清宮が甲子園で覚醒させた3つのアーチスト天性
甲子園の準々決勝の九州国際大付戦で、早実の怪物1年生、清宮幸太郎がまた満員のマンモスをどよめかせた。2-0のスコアで迎えた4回、先頭打者として打席に入った清宮は「狙っていたわけじゃなかった」という初球の130キロが表示された、ややインサイド寄りの甘いストレートを見逃さない。打球は、低い弾道を描き、ライナーでライトスタンドへ。2試合連続本塁打。1年生が大会2本塁打を記録したのは、1983年にPL学園時代の桑田真澄が打って以来。 実は、初回の打席で、インサイドを攻められ止めたバットの根っこにボールが当たりピッチャーゴロに倒れた際、左手親指の付け根を痛めていた。テーピング処置をしたため二回の守りにつくのが遅れたが、「逆に力が抜けてよかった」というから、只者ではない。 7回無死一塁から今度は左中間へ大飛球。ラバーフェンスの一番上に当たる、あわや3号のツーベースだった。清宮は、ホームランについて「今日みたいなホームランが自分の形」と語った。おそらくヒットの延長という考え方だろう。 東海大甲府戦での甲子園初アーチに対して「西東京大会、1、2回戦では、小さくまとまっていたバッティングが変わった。フォローが出てきた」と成長点を指摘していた阪神DCで評論家の掛布雅之氏は、「ホームランバッターというのは、一発打つだけで変わるものだけど、本当に変わったね。右手をうまく使えてスイングのフォローが大きくなっている。本来、左手の押し込みがなければ打球は、飛ばないが、詰まって痺れたことで、左手の力でぬけ、右手を意識したのかもしれないね」と、さらなる成長を認めた。 甲子園は、急激な成長や進化を選手にもたらす舞台だと言われているが、清宮は、経験を積む度に甲子園パワーを吸い取りながら成長を遂げている。
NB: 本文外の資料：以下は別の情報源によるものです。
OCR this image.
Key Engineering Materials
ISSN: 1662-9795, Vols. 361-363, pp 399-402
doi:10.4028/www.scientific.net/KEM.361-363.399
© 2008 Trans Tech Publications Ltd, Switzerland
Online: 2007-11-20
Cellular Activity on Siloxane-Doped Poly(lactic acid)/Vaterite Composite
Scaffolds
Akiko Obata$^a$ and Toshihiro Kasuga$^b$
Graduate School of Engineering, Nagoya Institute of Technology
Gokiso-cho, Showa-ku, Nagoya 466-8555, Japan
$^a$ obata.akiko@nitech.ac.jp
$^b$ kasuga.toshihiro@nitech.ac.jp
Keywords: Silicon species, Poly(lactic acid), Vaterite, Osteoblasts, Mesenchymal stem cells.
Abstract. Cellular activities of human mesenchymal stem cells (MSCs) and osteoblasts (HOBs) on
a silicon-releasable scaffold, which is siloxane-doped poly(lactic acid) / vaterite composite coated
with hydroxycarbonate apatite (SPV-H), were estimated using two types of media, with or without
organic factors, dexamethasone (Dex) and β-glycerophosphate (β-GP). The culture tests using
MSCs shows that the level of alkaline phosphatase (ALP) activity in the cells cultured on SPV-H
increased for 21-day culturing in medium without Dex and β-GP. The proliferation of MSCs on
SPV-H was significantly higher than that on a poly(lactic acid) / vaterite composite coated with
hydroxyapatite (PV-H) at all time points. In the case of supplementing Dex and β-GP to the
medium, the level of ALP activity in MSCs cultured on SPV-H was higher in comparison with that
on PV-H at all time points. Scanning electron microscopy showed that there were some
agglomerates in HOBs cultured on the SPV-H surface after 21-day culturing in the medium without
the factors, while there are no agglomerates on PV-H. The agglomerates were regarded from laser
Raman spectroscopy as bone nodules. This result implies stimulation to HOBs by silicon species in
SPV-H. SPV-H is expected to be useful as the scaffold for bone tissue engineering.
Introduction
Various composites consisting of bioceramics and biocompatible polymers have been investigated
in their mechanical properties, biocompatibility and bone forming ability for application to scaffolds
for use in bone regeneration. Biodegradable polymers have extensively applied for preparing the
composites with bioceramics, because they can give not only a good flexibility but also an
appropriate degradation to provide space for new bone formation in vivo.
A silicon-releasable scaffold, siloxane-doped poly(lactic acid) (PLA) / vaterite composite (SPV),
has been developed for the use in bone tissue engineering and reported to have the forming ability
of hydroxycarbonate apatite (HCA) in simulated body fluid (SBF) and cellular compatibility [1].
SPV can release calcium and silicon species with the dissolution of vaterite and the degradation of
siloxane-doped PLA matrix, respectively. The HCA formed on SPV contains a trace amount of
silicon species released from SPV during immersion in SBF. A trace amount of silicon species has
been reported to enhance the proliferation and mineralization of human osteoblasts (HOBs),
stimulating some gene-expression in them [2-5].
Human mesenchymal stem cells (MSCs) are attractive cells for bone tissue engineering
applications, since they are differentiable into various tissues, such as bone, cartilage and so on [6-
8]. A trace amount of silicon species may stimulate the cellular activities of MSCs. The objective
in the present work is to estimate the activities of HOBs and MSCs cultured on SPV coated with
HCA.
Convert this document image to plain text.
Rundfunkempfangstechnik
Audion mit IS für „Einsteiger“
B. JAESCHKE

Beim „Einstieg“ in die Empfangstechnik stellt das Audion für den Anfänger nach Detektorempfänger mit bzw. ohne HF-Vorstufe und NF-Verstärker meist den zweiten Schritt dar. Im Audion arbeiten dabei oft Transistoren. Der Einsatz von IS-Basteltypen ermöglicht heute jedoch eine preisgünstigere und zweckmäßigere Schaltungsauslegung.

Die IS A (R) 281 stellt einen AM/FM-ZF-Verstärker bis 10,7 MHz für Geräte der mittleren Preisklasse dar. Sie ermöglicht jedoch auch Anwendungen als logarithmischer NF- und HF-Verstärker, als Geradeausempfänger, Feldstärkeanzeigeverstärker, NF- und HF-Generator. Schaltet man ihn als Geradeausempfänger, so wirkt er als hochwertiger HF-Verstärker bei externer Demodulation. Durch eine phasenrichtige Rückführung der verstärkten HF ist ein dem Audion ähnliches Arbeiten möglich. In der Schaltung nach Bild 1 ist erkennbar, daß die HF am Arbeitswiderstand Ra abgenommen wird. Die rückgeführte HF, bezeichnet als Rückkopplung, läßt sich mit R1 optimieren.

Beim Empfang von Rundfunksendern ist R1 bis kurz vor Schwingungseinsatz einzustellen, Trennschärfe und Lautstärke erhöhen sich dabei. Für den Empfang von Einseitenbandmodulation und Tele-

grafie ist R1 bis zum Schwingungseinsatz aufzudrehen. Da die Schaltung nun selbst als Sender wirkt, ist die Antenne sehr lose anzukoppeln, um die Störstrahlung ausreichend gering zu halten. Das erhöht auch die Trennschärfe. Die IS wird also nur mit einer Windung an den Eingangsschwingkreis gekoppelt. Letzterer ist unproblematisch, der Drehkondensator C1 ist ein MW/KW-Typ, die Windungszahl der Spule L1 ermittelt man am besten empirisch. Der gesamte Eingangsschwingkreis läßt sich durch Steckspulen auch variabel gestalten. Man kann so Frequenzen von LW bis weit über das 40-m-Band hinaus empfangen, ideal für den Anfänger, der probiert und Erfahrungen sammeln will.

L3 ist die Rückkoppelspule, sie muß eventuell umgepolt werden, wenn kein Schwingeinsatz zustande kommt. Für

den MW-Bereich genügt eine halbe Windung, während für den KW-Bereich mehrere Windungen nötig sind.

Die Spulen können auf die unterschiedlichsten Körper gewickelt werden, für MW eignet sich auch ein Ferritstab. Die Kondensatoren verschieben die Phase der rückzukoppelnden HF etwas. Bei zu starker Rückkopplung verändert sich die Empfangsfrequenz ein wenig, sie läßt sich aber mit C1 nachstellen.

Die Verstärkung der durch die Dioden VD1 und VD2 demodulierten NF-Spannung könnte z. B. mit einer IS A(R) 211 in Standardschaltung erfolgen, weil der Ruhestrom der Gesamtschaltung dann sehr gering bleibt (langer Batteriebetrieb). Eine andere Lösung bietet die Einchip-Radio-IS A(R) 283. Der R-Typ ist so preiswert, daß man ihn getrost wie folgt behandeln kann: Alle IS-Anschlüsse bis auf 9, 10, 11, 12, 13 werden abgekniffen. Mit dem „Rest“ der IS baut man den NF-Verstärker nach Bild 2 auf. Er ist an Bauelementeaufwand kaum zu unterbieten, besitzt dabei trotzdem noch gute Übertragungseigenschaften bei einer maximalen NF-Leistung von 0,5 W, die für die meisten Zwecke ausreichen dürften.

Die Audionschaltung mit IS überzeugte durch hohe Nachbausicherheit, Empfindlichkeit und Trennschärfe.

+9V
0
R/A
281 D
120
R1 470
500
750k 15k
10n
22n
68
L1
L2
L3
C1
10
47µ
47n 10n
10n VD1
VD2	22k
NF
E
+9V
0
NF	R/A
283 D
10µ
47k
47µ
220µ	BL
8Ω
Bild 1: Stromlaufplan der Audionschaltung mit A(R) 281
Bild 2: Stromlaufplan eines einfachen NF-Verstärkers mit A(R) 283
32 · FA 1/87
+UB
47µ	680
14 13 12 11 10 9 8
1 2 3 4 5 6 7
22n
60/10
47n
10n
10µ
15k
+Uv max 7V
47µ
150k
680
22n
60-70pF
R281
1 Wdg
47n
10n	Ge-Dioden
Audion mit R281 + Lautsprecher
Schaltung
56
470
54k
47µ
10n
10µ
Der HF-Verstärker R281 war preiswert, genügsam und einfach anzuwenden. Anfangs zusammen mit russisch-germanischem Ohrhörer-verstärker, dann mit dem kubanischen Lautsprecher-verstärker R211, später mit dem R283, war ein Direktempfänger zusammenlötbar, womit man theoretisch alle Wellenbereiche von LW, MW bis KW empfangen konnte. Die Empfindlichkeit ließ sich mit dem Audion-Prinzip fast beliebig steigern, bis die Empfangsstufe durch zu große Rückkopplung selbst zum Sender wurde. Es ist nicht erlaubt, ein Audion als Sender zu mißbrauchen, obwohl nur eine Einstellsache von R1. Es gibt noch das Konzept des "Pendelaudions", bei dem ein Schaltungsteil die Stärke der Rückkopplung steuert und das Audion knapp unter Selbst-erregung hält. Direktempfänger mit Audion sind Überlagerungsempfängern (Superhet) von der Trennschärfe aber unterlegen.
掛布氏は、清宮にはアーチストとして3つの天性があるという。 「おそらくボールに角度をつけて、飛ばす感覚というものがわかったんじゃないか。それと彼には打ち損じをせずに一発で仕留める凄さがある。その理由のひとつが、右ひざとバットの出の柔らかさ。右ひざと、バットの出が柔らかいから、体が力まずに打ち損じをしない。精度が高くなる」 本塁打にした2本は、いずれも甘いコースで、ピッチャーのレベルが高くない、という指摘もあるが、そういうボールをミスせずに捉えるのが、清宮の天性のひとつ。 掛布氏は「加えて、あのスイングスピードを可能にしている肉体。それと、甘いボールを自分のゾーンに誘い込むバッティングの間、タイミングがあるよね。それら3つは、彼の持っている天性じゃないかな」、と分析した。清宮は、1.打ち損じを減らす柔らかさ、2.1年生とは思えない体格、3.タイミングの取り方という持っていた3つのセンスをさらに甲子園で磨き、覚醒させたのである。 大会最多本塁打記録は、清原和博が3年生の時に記録した5本だが、清宮が決勝まで進めば、チャンスは2試合残る。掛布氏は、「調子に乗れば、10試合に7本打つということも出てくるのが、アーチストと呼ばれるバッターの特徴。相手ピッチャーのレベルにもよるだろうが、あと2試合で3本を打っても不思議じゃないよな。それくらいのものを持っているよ」と、可能性がゼロでないという。 準決勝の相手は仙台育英。プロ注目の右腕、佐藤世那に対して、3つの天性を覚醒させた怪物1年生は、どんなバッティングを見せるのだろうか。